New research shows hotspots are broad and deeply rooted

Sketch diagram of Hawaii and the hotspot responsible for it. "Hawaii hotspot cross-sectional diagram" by Joel E. Robinson, USGS. Copied from https://commons.wikimedia.org/wiki/File:Hawaii_hotspot_cross-sectional_diagram.jpg#/media/File:Hawaii_hotspot_cross-sectional_diagram.jpg

Several major questions remain about volcanic hotspots: how deeply are they rooted within the mantle – do they originate from partway through the mantle, or do they come from the core-mantle boundary? What shape are they in the mantle? Do they rise vertically or are they affected by mantle currents? These questions have been thoroughly debated, but studies of the subsurface lack the clarity to resolve this problem. New research appears to hold the answer to these questions: mantle plumes rise vertically from the core-mantle boundary, and are broader than previously thought.

Previous studies using seismic tomography weren’t very good at resolving the structure of plumes deep within the mantle. Seismic wave tomography combines signals from earthquakes across the globe, and shows where seismic waves travel more slowly, or more quickly, than normal. Waves travel more rapidly through solid material, and more slowly through more liquid material. Mantle plumes usually show up well because they are warm and fluid, so seismic waves travel more slowly through them than they do the surrounding mantle.

A new study by Drs. French and Romanowicz from UC Berkeley uses data not just from many earthquakes, but also from many different seismometers across the globe. This allowed the researchers to use many different types of seismic waves in their calculations, enabling them to have a significantly better resolution deep within the Earth, and see the deep parts of the mantle plumes with much more clarity.

This cross-section of the earth shows different seismic wave velocities, with blue being fast and red being slow. An area of slow seismic velocities occurs under Hawaii, and appears to connect stretch down to the core-mantle boundary. This suggests that the mantle plume responsible for the Hawaiian volcanic chain is broad and deeply rooted. (Adapted from figure 1 from French and Romanowicz, 2015)

This new technique shows that mantle plumes start at the core-mantle boundary, about 1798 miles beneath our feet. At the base of the plume, there is an area where seismic waves travel more slowly – this indicates that the wave is travelling through a warmer, more liquid area of the mantle. The added resolution of this data set shows that the mantle plume rises vertically from these low-velocity areas through the mantle. Once the plume reaches 621 miles below the Earth’s surface, it is frequently deflected by circulation patterns in the upper mantle. The crust above these plumes begins to melt, and creates massive volcanoes like those in Hawaii.

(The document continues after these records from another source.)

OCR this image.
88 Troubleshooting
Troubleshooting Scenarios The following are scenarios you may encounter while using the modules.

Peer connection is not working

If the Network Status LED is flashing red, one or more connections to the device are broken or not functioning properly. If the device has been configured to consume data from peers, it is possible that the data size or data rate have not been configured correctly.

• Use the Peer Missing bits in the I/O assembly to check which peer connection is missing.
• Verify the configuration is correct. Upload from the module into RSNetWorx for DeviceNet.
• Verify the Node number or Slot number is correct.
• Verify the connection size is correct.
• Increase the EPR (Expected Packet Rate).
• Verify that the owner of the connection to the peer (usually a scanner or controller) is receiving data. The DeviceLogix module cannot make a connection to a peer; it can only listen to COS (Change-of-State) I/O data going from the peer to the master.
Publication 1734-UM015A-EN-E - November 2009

A three-dimensional model of the large mantle plume, also referred to as the Pacific Superswell, that lies beneath Hawaii and several other nearby islands (indicated by green dots). Separate panels in the figure show cutaways at different depths in the mantle. This shows the complex and broad nature of a mantle plume at different depths. (Figure 2 from French and Romanowicz, 2015)

Unfortunately, the mantle plume for some hotspots is more difficult to image, even using this new technique. Due to small velocity differences between the plume and the surrounding mantle, researchers were still unable to see the mantle plume in some locations – including under Yellowstone.

What does this mean for our knowledge of hotspots? This new research shows that mantle plumes are wider than previously thought. This is more realistic than previous models that predicted a skinny (<200 km) mantle plume; a broad mantle plume (800 – 1,000 km) is more consistent with temperature estimates in the mantle. Additionally, these results show that mantle plumes are sourced at the core-mantle boundary. This result will help us better understand hotspot dynamics, including how hotspots interact with the Earth’s crust and create volcanic systems.